Legal Impacts of Special Assessments
The size of special assessments is not typically limited under the bylaws or Condominium Act, 1998. Accordingly, to avoid the fear associated with the delivery of a “special assessment”, Boards need to be proactive. First, budgeting realistically and accurately will assist with eliminating or reducing the need to specially assess. Second, communication strategies need to be worked through by the board of directors and property management to assist owners to understand why and how the special assessment is being levied. {We had a client work through a special assessment of 17 Million Dollars due to a deficit in the reserve fund! As you can imagine, this did not land well but thanks to a team of professionals led by a proactive communicative board, litigation and conflict has been avoided.}
It is also important that the Board think about cash flow issues.
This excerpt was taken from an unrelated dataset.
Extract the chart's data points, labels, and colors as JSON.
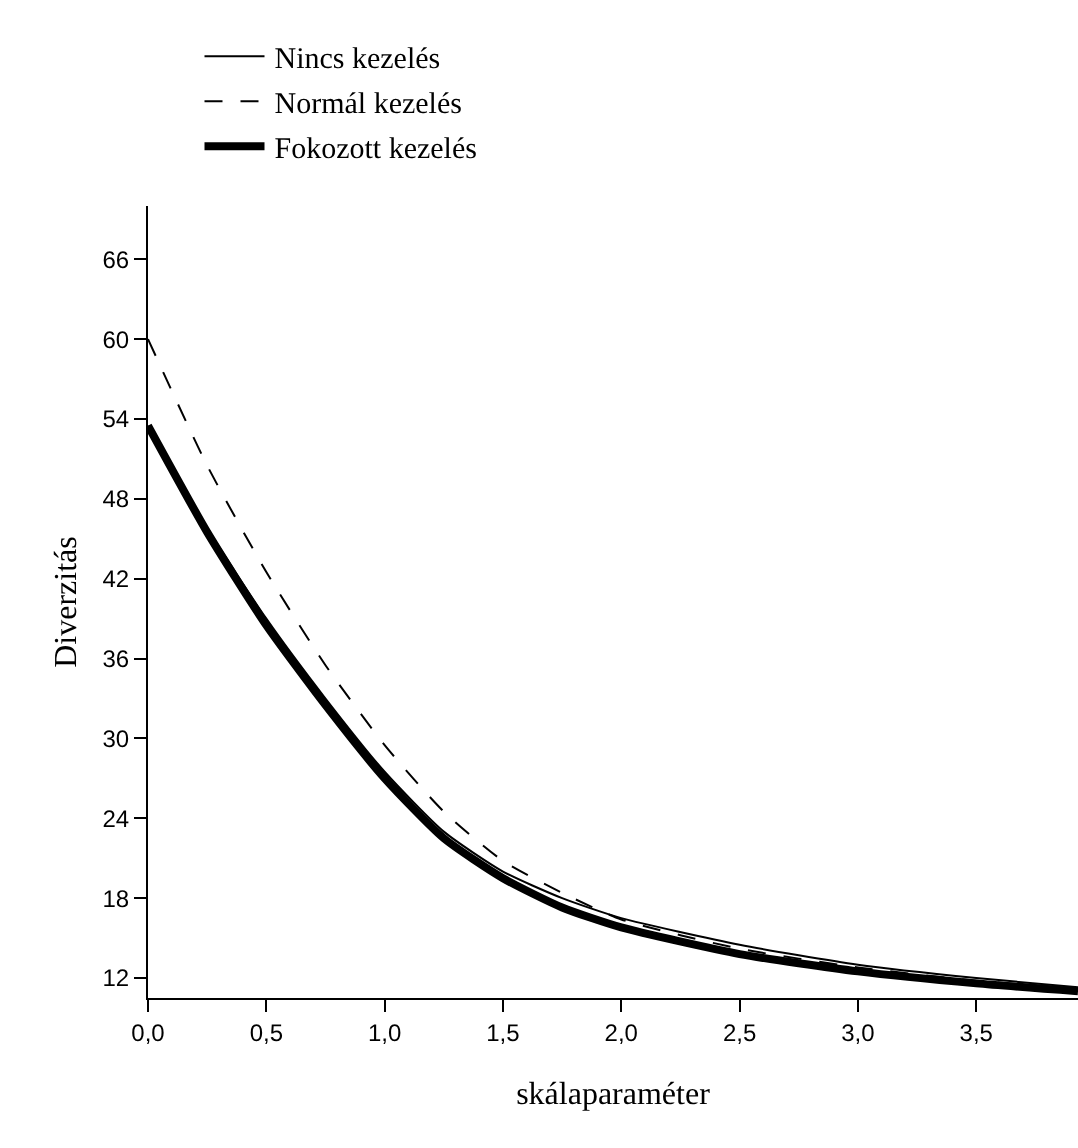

With and without the pandemic, we have seen that special assessments sometimes have to be broken into installments or delayed because of cash flow issues caused by events like the pandemic. The authority for a special assessment comes from the operating bylaws of the corporation. Often, the corporation has a right to do so in accordance with the bylaws and the Act to render a special assessment. Challenging a special assessment can be of limited value. Is it better to fight the special assessment or focus positively on what the special assessment is for; that the board ensured that the special assessment is required by doing due diligence; that the board contemplate how best to implement this special assessment (overtime); and that the board communicated with owners in a timely way so that owners could make arrangements to ensure that they have the cash when it is necessary? Failure to pay a special assessment, of course, can result in a lien and ultimately power sale. These are fear-filling events but they can be avoided with planning.